Happy Easter everyone, I will catch up with you next week.
Steve
Jensen: Thanks for posting those interesting photos. Do you have any information about what is happening in the Oldenburg photo? She became U-151, survived the war, and was turned over to the French who used her for a target off Cherbourg on 7 June 1921. Dwight
I offer you this piece of information without vouching for it's accuracy, which I will explain. Here it is. It is increasingly starting to appear that the U-Bremen was lost somewhere in the waters around the Orkney Islands. The latest suggestive source is Erich Gröner (1901-1965). Gröner used his own in-house "code" to create abbreviations for certain types of information he provided in Die deutschen Kriegsschiffe, 1815-1945. He wrote this regarding the U-Bremen: "( . . 16) als Handels-Uboot.
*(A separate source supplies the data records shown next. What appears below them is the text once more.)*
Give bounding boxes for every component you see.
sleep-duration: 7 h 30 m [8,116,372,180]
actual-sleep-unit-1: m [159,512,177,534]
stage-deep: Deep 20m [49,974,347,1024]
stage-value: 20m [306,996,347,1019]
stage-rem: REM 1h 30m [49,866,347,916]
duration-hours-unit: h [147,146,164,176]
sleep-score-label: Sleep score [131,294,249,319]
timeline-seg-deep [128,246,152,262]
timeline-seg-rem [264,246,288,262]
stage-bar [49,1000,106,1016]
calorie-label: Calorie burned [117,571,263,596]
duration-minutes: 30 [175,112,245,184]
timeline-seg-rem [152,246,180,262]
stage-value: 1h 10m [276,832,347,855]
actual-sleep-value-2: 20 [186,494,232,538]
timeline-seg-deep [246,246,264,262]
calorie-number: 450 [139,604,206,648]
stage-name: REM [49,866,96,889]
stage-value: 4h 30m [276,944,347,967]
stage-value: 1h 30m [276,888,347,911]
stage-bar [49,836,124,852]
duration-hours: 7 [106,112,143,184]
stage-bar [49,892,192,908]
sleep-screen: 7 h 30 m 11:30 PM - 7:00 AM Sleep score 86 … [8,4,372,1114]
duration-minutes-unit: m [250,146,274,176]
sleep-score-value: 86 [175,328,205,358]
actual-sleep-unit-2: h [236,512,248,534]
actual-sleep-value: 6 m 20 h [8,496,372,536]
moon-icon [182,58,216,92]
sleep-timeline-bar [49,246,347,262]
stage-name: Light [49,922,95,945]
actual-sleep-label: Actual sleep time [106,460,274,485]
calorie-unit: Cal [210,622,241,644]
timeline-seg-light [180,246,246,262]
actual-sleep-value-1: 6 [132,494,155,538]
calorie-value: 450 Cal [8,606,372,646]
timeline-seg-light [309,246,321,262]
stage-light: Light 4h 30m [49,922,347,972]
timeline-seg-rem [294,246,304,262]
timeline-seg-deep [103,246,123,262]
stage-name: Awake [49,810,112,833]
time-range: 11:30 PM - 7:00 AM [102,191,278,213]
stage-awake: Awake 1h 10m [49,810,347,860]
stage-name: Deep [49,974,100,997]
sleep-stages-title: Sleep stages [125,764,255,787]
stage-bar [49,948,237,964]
Ende 1916 i. D.; auf erster Fahrt Anfang 1917 verschollen in den Gewässern der Orkney-Inseln" That translates to [(. . 16) = sometime in 1916]; [i.D.; = put into service]; [auf erster Fahrt Anfang 1917 verschollen in den Gewässern der Orkney-Inseln = On first trip at the beginning of 1917 went missing and presumed lost in the waters around the Orkney Islands].
Gröner is normally an unquestionable source, but he was human, and all humans make mistakes. But why did he make this mistake? He was a guy who had unfettered access to every scrap of paper that had anything to do with the German Navy from 1815 to 1945, yet he apparently didn't know when the U-Bremen went into service, nor did he (apparently) know that her maiden voyage started on 26 August 1916, not "at the start of 1917." Similar to "where there's smoke there's fire," I believe that if a statement includes an obvious error, it's possible that the entire statement is in error. That is especially true of unattributed statements, even from otherwise reliable sources such as Gröner. Never-the-less, Two sources have said that the boat was in the waters off the Orkney Islands, one (Gröner) stating that it vanished in that area and the other (Schwerdtfeger and Herlyn) stating that the boat's last transmission was from that area. I don't doubt either source because given the nature of the information we have, those claims are reasonable and might even be probable. But they aren't certain. Of the suggested possible causes for her loss, the only two that I think are plausible and probable are that she suffered a diving accident or hit a floating mine. Dwight
Hi Dwight
I was told that she had a collision with the british destroyer "Parthian" 12.10.1917. But I don't have any sources for this information. Maybe it is mentioned in the KTB.
Regards
Jensen
Last edited by Jensen; 04-08-2012 at 05:46 PM. Reason: new information
Jensen: I have never heard that one with regard to the U-Bremen's disappearance. But I have this extraordinary photograph taken just a week ago in Honolulu Harbor. Clearly, the U-Bremen was discovered adrift in the Pacific nearly 100 years after she vanished. As you can see, she is badly bleached from sun and salt. The talk is that she will be turned into a cruise ship. This might support Steve's theory that she was hi-jacked and her cargo sold, after which she was cast adrift. Dwight
I was thinking the same thing. The U-DEUTSCHLAND experienced a malfunction of one or both of her manometers during a test dive in Chesapeake Bay, something about mud clogging a tube or such. Might such have also plagued the U-BREMEN? And then there is also the possibility of sea water entering and mixing with battery to form gases while she was submerged during a malfunction.